Hastings High School senior Trevor Zeyen was in the midst of his graduation speech.

"Thank you class of 2019 for being here, otherwise this speech would be quite strange in front of a crowd of empty chairs," he said and waved his hand in front of him. "Let's give it up for us."

But it was weird. Outside of five seats in a small classroom at Hastings High School, there was no one in the seats in front of him. It was the fourth week of almost daily graduation speech practice for Zeyen, and three other senior students - Deanna Small, Kathy Blissenbach and Allison Amy - speaking at the ceremony.

In the final week before the ceremony, the four were fine tuning their speeches, working on pauses, hand motions, pacing and other aspects. However, unlike the tradition of a school's top-ranked student giving the address, these students don't necessarily follow the typical criteria.

Each of the four did not automatically qualify by academic standing, but rather were selected through an audition process curated by the school's graduation speech coach Darlene Olson and selected by a committee of their peers.

It's a unique high school graduation speech process and Olson speculated that Hastings was one of the few that handled it solely through this process.

"Typically the very generic kind of speech isn't embraced so much by the peer judges," Olson said. "Rather the speeches that really are unique [get picked.]"

A 30-year tradition

Olson started the audition-for-speaking process in 1980, she said. She worked as the school's speech coach then and the school's administration reached out to her - they wanted better speakers at graduation.

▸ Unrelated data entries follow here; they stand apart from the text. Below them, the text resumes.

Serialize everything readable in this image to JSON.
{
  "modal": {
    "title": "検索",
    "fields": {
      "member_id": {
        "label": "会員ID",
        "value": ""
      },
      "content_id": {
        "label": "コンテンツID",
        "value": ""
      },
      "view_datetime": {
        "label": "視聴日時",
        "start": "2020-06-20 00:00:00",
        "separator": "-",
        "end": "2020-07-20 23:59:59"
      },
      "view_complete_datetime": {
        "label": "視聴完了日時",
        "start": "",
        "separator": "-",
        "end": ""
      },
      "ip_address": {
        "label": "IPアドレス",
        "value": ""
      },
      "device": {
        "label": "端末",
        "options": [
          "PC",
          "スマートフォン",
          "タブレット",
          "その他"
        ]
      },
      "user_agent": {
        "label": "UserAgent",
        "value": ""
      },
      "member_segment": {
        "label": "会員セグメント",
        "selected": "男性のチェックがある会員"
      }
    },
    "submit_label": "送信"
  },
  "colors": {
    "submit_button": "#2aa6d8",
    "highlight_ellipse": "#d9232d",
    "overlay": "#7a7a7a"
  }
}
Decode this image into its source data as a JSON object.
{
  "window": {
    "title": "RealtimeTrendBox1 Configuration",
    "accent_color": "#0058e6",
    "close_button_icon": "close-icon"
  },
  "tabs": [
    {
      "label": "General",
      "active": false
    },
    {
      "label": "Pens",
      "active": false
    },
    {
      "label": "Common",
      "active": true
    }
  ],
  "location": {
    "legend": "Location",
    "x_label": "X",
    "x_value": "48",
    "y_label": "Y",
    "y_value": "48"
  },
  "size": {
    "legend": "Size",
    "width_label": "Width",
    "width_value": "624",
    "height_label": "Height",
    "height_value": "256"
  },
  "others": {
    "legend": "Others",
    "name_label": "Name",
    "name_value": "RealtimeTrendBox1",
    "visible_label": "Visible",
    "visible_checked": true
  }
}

Drawing on her experience from speech tournaments, she modeled it after them. She added in a graduation-specific wrinkle though - their fellow graduating seniors would select the speakers.

"The thing that's important to me is that their peers selected them," Olson said.

The peer audition process this year went across two days, with about 10 students auditioning and nine judges. The hopefuls rehearse their speech in front of the group, and the four selected use the same speech for the graduation ceremony.

Little has changed this year in the roughly five-minute speeches, the speakers said. Instead, they're focusing on small changes and memorization.

"None of us really had to do any massive corrections," Small said. "We've been ahead of schedule for awhile."

Since being implemented in 1980, the process has stayed the same. Olson no longer works at the school district, but still returns annually to coach graduation speakers.

Over the years, the speech types have changed as the generations have changed, she said.

"They are speeches that speak to this community, to this class, and that makes them really unique," Olson said.

'When I was the last name, I screamed'

Allison Amy was in ceramics class and told her classmates to stop talking when the speaker announcement came.

The first three names came: Blissenbach, Small and Zeyen. Then, Amy heard her name.

"When I was the last name, I screamed," she said. "I hugged my friend who was standing next to me."

Each of this year's speakers had different reasons for wanting to do it. Blissenbach said she felt she had a lot of insight to share, being the youngest of seven in her family. She follows in her brother Billy's footsteps, who spoke at his graduation too.

"I've watched my siblings go through life basically," she said. "So I'm seeing how they've struggled and what they've told me over the past years ... I feel like I have an obligation to share that with everyone else."

Zeyen is following his mother, who also spoke and was coached under Olson, he said.

Amy said she was intrigued and that "I have a lot to say." While Small felt it was "a nice way to round off four years by getting to do something really special."

The four chosen described the opportunity as an honor and that the unique peer-selection process behind it as something that helped their confidence.

"They trusted you to represent the rest of the class," Small said.